4 - E por esse motivo o Recorrente entende que a condenação não poderia ter dado lugar a condenação tão grave como deu -pena de (5) cinco anos e (6) seis meses de prisão efectiva.

5 - O tribunal colectivo bastou-se com a convicção que formou, com base no princípio da livre apreciação da prova, não considerando na aplicação da medida da pena, as circunstâncias que poderiam beneficiar o arguido.

6 - O arguido sofreu já quatro internamentos psiquiátricos, encontra-se a ser acompanhado com alguma regularidade em consultas de psiquiatria desde Abril de 2016 a Dezembro de 2017, e apresenta os seguintes diagnósticos: síndrome de imunodeficiência adquirida, hepatite crónica C, psicose por drogas, transtorno de personalidade, abuso de drogas, abuso de álcool, síndrome dependência de álcool, dependência de droga.

7 - Um dos internamentos psiquiátricos a que o arguido foi sujeito, designadamente o de dia 25/02/2016, ocorre no dia imediatamente a seguir a um dos episódios referidos na acusação, o que demonstra o estado de altercação em que o mesmo deu entrada.

8 - Dos três episódios ocorridos descritos nos autos, tendo em conta o quadro clínico do arguido, é pois credível o estado alterado com que este entrava nas urgências, pelas alterações de comportamento que o mesmo apresentava, só assim se justificando a perseguição e as ameaças aos funcionários da saúde. Já normal não será uma pessoa no seu perfeito estado ter comportamentos como os aqui descritos e ocorridos.
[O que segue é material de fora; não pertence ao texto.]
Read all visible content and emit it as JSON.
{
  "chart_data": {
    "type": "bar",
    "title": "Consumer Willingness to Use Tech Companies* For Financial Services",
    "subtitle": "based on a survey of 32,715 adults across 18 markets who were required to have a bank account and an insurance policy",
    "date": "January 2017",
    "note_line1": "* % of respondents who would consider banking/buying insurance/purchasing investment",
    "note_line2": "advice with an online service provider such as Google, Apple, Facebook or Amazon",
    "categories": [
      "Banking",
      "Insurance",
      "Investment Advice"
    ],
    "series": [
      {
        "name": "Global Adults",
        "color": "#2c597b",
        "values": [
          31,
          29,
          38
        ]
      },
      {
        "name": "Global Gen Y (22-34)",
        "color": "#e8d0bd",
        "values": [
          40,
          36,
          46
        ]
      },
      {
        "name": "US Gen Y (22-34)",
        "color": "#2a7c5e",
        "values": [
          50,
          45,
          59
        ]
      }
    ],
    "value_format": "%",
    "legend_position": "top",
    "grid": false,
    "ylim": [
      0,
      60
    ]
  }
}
9 - Conforme o próprio acórdão refere: “ … porquanto o arguido é um utente frequente naquela unidade hospitalar e sempre com o mesmo tipo de comportamento”, leva-nos a concluir com especial cautela de que este depende de uma aderência continuada às consultas da especialidade de psiquiatria, da respectiva medicação prescrita e da garantia de manutenção de abstinência de drogas e álcool, motivo pelo qual é fundamental manter o tratamento médico especializado regular.

10 - Tal só será possível no caso de uma redução da pena de prisão com recurso ao mecanismo da suspensão da mesma.
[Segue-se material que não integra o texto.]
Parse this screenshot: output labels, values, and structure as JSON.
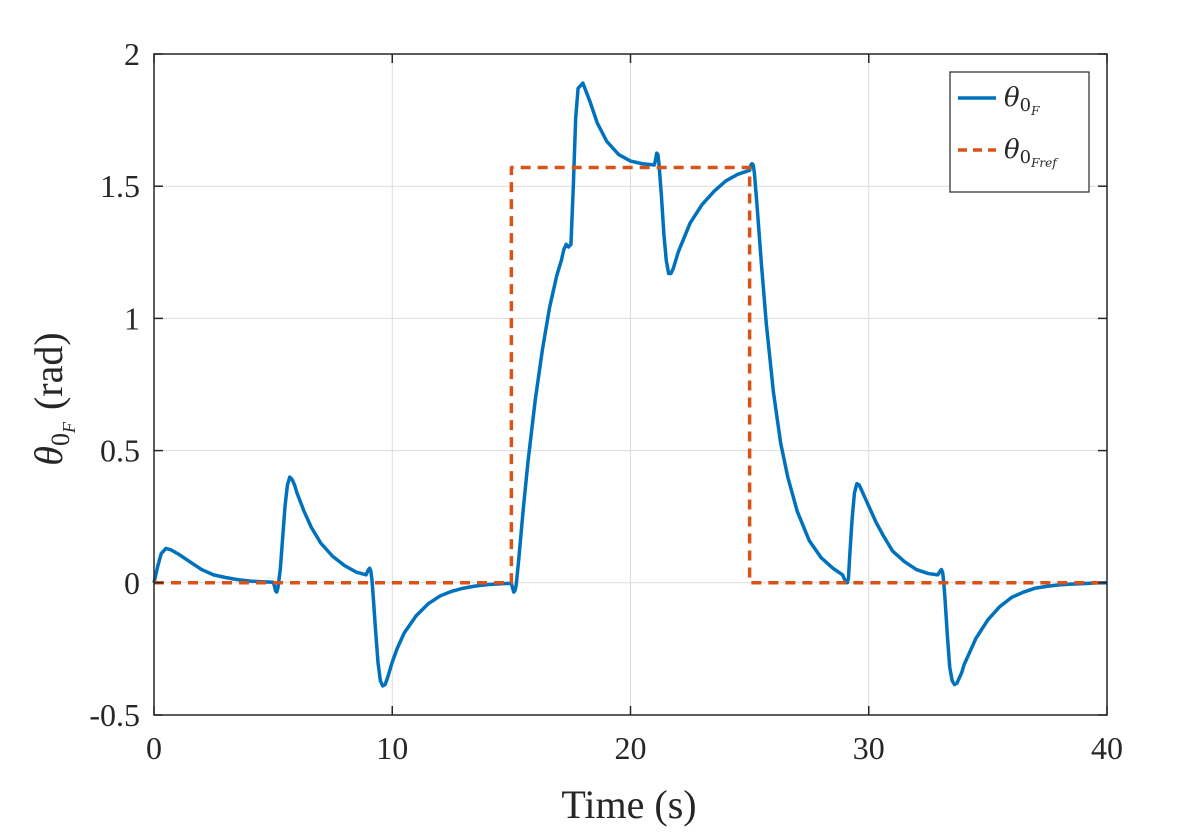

11 - Acresce que ficou provado a dependência das drogas e álcool, problemas de comportamento, transtornos de personalidade, o que não foi correctamente considerado.

12 - Para além de que o Recorrente com a sua conduta posterior, provou estar afastado de situações como as dos presentes autos, apesar de não lhe ser possível infelizmente voltar atrás.

13 - O arguido prestou declarações, declarando não se lembrar dos acontecimentos, no entanto as mesmas não tiveram qualquer relevo, merecendo desvalor a seu favor.

14 - As testemunhas foram unânimes em referir que antes de terem contacto com o arguido já tinha conhecimento da história clínica do mesmo, situação que por si só as coloca de sobre aviso.

15 - As testemunhas referiram haver indícios de que o arguido não estaria no seu estado normal, aparentando sinais de descontrolo, havendo uma razoável probabilidade para este se encontrar sob a influência do álcool.

16 - O arguido tem antecedentes criminais, contudo os ilícitos tem natureza distinta da dos presentes autos.

17 - O arguido detém enquadramento familiar efectivo, é acompanhado pela Equipa da DGRSP e efectua terapêutica.

18 - Comportamentos como os descritos nos autos, só podem ter como base um pensamento e um estado mental muito alterado, reveladores de significativa perturbação, o que por si só afastará a culpa.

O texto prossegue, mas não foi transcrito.